House Passes Deficit-Reducing Health Bill

The House passed the Lower Health Care Premiums for All Americans Act. The bill – one of more than a dozen plans released in recent weeks ahead of the expiration of the enhanced Affordable Care Act (ACA) subsidies at the end of this year – would not extend the subsidies. Instead, the bill includes a number of health care reforms, including funding cost-sharing reduction (CSR) payments, authorizing different small businesses to jointly purchase health insurance for employees, and reforming pharmacy benefit managers (PBMs). The Congressional Budget Office estimates that the bill as written would reduce deficits by $36 billion over the next decade.

The following is a statement from Maya MacGuineas, president of the Committee for a Responsible Federal Budget:

The past few weeks have demonstrated a wide interest in addressing the high cost of health care in this country. What we have been short on is a conversation on how to pay for plans that come with high federal costs – and in a country as deeply indebted as our own, that’s a major problem.

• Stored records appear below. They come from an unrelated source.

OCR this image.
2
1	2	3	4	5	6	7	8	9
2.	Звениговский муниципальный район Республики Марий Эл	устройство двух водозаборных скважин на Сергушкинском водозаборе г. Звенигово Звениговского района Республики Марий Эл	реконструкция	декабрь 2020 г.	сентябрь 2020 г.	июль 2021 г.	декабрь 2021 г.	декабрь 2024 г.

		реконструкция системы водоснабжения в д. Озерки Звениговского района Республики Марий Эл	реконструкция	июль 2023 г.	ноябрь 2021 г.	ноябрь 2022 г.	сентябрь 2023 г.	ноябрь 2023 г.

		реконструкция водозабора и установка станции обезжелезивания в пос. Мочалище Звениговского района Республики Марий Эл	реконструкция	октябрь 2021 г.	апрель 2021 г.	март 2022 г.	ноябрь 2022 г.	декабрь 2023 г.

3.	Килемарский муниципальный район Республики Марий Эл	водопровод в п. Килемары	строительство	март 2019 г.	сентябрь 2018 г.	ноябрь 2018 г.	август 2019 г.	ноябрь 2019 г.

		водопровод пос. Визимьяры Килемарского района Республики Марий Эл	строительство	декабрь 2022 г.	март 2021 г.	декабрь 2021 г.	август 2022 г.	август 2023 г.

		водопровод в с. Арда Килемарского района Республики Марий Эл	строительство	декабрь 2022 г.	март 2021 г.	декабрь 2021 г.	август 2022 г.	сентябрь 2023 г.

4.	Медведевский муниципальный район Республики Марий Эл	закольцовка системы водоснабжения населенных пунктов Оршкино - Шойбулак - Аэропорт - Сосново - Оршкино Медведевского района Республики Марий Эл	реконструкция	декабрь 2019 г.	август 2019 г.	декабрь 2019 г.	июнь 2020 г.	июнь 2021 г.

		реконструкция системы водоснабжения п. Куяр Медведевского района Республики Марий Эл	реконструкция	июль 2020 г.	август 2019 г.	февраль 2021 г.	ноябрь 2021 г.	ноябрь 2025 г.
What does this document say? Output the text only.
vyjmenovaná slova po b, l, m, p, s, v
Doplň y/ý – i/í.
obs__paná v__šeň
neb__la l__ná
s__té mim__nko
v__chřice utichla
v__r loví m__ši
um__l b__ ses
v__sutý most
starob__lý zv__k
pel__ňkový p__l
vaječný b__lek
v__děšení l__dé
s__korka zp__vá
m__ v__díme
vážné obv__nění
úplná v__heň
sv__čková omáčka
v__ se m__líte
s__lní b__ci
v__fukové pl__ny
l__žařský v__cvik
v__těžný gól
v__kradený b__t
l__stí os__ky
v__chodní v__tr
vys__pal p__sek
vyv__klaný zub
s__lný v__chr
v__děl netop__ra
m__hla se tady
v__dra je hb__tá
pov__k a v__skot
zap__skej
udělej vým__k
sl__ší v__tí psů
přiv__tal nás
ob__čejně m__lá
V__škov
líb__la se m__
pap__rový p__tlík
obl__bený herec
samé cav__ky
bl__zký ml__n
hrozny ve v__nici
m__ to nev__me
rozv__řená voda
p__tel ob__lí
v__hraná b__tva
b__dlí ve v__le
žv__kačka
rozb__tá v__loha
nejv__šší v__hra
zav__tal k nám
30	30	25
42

Whether or not policymakers want to extend the expiring enhanced ACA subsidies or subsidize health care in other ways, their focus should be on lowering overall health care costs and reducing deficits, and any new spending or tax breaks should be at least fully offset.

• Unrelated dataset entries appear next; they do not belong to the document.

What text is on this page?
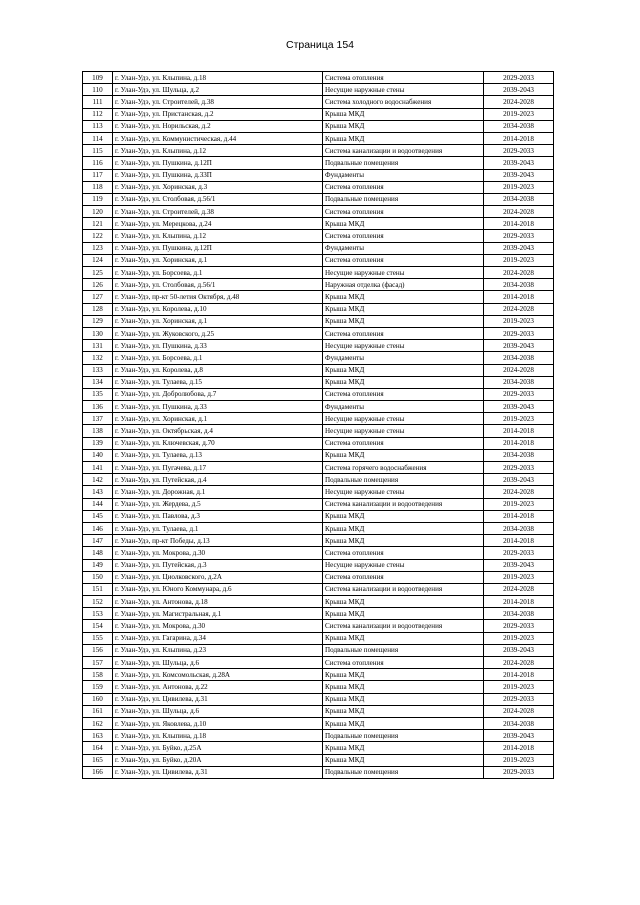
Страница 154
109	г. Улан-Удэ, ул. Клыпина, д.18	Система отопления	2029-2033
110	г. Улан-Удэ, ул. Шульца, д.2	Несущие наружные стены	2039-2043
111	г. Улан-Удэ, ул. Строителей, д.38	Система холодного водоснабжения	2024-2028
112	г. Улан-Удэ, ул. Пристанская, д.2	Крыша МКД	2019-2023
113	г. Улан-Удэ, ул. Норильская, д.2	Крыша МКД	2034-2038
114	г. Улан-Удэ, ул. Коммунистическая, д.44	Крыша МКД	2014-2018
115	г. Улан-Удэ, ул. Клыпина, д.12	Система канализации и водоотведения	2029-2033
116	г. Улан-Удэ, ул. Пушкина, д.12П	Подвальные помещения	2039-2043
117	г. Улан-Удэ, ул. Пушкина, д.33П	Фундаменты	2039-2043
118	г. Улан-Удэ, ул. Хоринская, д.3	Система отопления	2019-2023
119	г. Улан-Удэ, ул. Столбовая, д.56/1	Подвальные помещения	2034-2038
120	г. Улан-Удэ, ул. Строителей, д.38	Система отопления	2024-2028
121	г. Улан-Удэ, ул. Мерецкова, д.24	Крыша МКД	2014-2018
122	г. Улан-Удэ, ул. Клыпина, д.12	Система отопления	2029-2033
123	г. Улан-Удэ, ул. Пушкина, д.12П	Фундаменты	2039-2043
124	г. Улан-Удэ, ул. Хоринская, д.1	Система отопления	2019-2023
125	г. Улан-Удэ, ул. Борсоева, д.1	Несущие наружные стены	2024-2028
126	г. Улан-Удэ, ул. Столбовая, д.56/1	Наружная отделка (фасад)	2034-2038
127	г. Улан-Удэ, пр-кт 50-летия Октября, д.48	Крыша МКД	2014-2018
128	г. Улан-Удэ, ул. Королева, д.10	Крыша МКД	2024-2028
129	г. Улан-Удэ, ул. Хоринская, д.1	Крыша МКД	2019-2023
130	г. Улан-Удэ, ул. Жуковского, д.25	Система отопления	2029-2033
131	г. Улан-Удэ, ул. Пушкина, д.33	Несущие наружные стены	2039-2043
132	г. Улан-Удэ, ул. Борсоева, д.1	Фундаменты	2034-2038
133	г. Улан-Удэ, ул. Королева, д.8	Крыша МКД	2024-2028
134	г. Улан-Удэ, ул. Тулаева, д.15	Крыша МКД	2034-2038
135	г. Улан-Удэ, ул. Добролюбова, д.7	Система отопления	2029-2033
136	г. Улан-Удэ, ул. Пушкина, д.33	Фундаменты	2039-2043
137	г. Улан-Удэ, ул. Хоринская, д.1	Несущие наружные стены	2019-2023
138	г. Улан-Удэ, ул. Октябрьская, д.4	Несущие наружные стены	2014-2018
139	г. Улан-Удэ, ул. Ключевская, д.70	Система отопления	2014-2018
140	г. Улан-Удэ, ул. Тулаева, д.13	Крыша МКД	2034-2038
141	г. Улан-Удэ, ул. Пугачева, д.17	Система горячего водоснабжения	2029-2033
142	г. Улан-Удэ, ул. Путейская, д.4	Подвальные помещения	2039-2043
143	г. Улан-Удэ, ул. Дорожная, д.1	Несущие наружные стены	2024-2028
144	г. Улан-Удэ, ул. Жердева, д.5	Система канализации и водоотведения	2019-2023
145	г. Улан-Удэ, ул. Павлова, д.3	Крыша МКД	2014-2018
146	г. Улан-Удэ, ул. Тулаева, д.1	Крыша МКД	2034-2038
147	г. Улан-Удэ, пр-кт Победы, д.13	Крыша МКД	2014-2018
148	г. Улан-Удэ, ул. Мокрова, д.30	Система отопления	2029-2033
149	г. Улан-Удэ, ул. Путейская, д.3	Несущие наружные стены	2039-2043
150	г. Улан-Удэ, ул. Циолковского, д.2А	Система отопления	2019-2023
151	г. Улан-Удэ, ул. Юного Коммунара, д.6	Система канализации и водоотведения	2024-2028
152	г. Улан-Удэ, ул. Антонова, д.18	Крыша МКД	2014-2018
153	г. Улан-Удэ, ул. Магистральная, д.1	Крыша МКД	2034-2038
154	г. Улан-Удэ, ул. Мокрова, д.30	Система канализации и водоотведения	2029-2033
155	г. Улан-Удэ, ул. Гагарина, д.34	Крыша МКД	2019-2023
156	г. Улан-Удэ, ул. Клыпина, д.23	Подвальные помещения	2039-2043
157	г. Улан-Удэ, ул. Шульца, д.6	Система отопления	2024-2028
158	г. Улан-Удэ, ул. Комсомольская, д.28А	Крыша МКД	2014-2018
159	г. Улан-Удэ, ул. Антонова, д.22	Крыша МКД	2019-2023
160	г. Улан-Удэ, ул. Цивилева, д.31	Крыша МКД	2029-2033
161	г. Улан-Удэ, ул. Шульца, д.6	Крыша МКД	2024-2028
162	г. Улан-Удэ, ул. Яковлева, д.10	Крыша МКД	2034-2038
163	г. Улан-Удэ, ул. Клыпина, д.18	Подвальные помещения	2039-2043
164	г. Улан-Удэ, ул. Буйко, д.25А	Крыша МКД	2014-2018
165	г. Улан-Удэ, ул. Буйко, д.20А	Крыша МКД	2019-2023
166	г. Улан-Удэ, ул. Цивилева, д.31	Подвальные помещения	2029-2033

Unfortunately, most of the plans currently under discussion would increase borrowing, passing the cost of new spending onto the next generation. Encouragingly, the bill passed today in the House would instead reduce deficits by $36 billion a decade.

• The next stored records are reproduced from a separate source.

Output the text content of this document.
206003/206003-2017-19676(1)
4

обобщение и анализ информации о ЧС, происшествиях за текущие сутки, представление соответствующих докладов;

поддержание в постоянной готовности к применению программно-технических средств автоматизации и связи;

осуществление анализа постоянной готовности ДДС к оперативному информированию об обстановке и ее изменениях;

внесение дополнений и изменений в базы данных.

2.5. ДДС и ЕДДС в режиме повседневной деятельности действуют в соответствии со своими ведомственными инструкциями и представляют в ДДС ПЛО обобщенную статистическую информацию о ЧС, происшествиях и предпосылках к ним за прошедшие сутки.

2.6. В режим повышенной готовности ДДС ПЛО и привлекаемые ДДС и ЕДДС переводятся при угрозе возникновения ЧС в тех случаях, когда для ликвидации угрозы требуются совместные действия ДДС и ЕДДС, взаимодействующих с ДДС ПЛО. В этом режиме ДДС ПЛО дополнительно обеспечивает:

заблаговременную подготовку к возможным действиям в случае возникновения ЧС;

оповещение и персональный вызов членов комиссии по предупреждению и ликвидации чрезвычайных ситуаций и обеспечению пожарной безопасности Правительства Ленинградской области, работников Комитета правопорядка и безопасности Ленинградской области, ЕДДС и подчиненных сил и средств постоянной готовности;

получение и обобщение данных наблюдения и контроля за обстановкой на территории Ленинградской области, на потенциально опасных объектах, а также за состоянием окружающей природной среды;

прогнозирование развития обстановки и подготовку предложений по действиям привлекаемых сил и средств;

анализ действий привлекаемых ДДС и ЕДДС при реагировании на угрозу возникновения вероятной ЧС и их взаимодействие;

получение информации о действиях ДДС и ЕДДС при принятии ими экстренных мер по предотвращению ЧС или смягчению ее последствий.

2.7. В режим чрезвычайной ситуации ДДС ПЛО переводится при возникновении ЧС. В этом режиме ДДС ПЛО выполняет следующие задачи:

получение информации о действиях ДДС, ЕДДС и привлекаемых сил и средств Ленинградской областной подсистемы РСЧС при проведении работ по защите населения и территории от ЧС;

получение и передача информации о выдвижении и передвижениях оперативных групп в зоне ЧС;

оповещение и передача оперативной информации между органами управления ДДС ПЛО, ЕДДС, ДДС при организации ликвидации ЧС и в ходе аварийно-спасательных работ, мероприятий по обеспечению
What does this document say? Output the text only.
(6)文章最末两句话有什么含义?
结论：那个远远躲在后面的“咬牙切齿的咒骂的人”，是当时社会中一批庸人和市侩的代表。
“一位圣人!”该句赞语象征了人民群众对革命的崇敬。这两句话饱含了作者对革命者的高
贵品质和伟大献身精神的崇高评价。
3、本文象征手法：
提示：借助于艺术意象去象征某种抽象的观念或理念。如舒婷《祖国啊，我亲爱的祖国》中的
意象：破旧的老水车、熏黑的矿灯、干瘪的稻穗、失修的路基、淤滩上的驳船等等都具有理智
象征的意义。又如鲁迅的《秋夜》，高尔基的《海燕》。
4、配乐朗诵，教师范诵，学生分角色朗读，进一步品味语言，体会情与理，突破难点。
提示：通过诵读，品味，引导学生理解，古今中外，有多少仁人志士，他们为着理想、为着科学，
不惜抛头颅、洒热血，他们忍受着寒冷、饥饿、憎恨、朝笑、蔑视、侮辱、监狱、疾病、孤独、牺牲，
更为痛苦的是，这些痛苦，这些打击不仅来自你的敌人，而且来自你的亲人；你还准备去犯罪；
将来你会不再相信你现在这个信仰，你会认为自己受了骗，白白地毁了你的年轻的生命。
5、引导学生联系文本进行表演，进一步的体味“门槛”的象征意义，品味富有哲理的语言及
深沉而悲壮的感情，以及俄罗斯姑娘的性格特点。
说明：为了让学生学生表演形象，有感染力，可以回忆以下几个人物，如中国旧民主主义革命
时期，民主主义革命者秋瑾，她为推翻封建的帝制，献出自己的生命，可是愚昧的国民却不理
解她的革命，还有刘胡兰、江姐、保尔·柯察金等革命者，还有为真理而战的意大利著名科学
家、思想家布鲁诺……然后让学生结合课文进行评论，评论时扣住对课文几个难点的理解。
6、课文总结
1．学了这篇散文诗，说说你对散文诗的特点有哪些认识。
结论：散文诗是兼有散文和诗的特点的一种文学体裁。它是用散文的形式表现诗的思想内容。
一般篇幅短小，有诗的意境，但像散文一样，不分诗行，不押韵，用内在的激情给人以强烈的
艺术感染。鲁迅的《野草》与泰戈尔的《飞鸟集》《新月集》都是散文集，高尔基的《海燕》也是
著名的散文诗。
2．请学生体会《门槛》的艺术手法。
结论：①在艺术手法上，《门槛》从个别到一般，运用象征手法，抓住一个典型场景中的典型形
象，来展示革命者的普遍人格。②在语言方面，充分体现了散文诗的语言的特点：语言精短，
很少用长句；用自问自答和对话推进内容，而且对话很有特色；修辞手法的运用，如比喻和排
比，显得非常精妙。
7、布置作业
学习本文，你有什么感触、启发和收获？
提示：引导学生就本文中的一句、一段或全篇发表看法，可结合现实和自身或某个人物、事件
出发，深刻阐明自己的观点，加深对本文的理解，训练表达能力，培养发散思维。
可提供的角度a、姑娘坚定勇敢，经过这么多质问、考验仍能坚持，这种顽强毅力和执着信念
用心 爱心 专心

Importantly, the legislation includes a number of thoughtful health reforms. Most significantly, it would directly fund Cost Sharing Reduction subsidies (CSRs), which would reduce premiums, lower health care costs, rationalize the ACA subsidy schedule, and reduce deficits.  

The House bill stands in sharp contrast to the dueling plans that failed in the Senate last week, which would have added modestly to the short-term debt at best and more than $80 billion over the decade at worst.

Regardless of whether or not lawmakers extend the enhanced subsidies – and if they do it should be done with offsets and reforms – Washington’s focus should be on reducing deficits and lowering health care costs.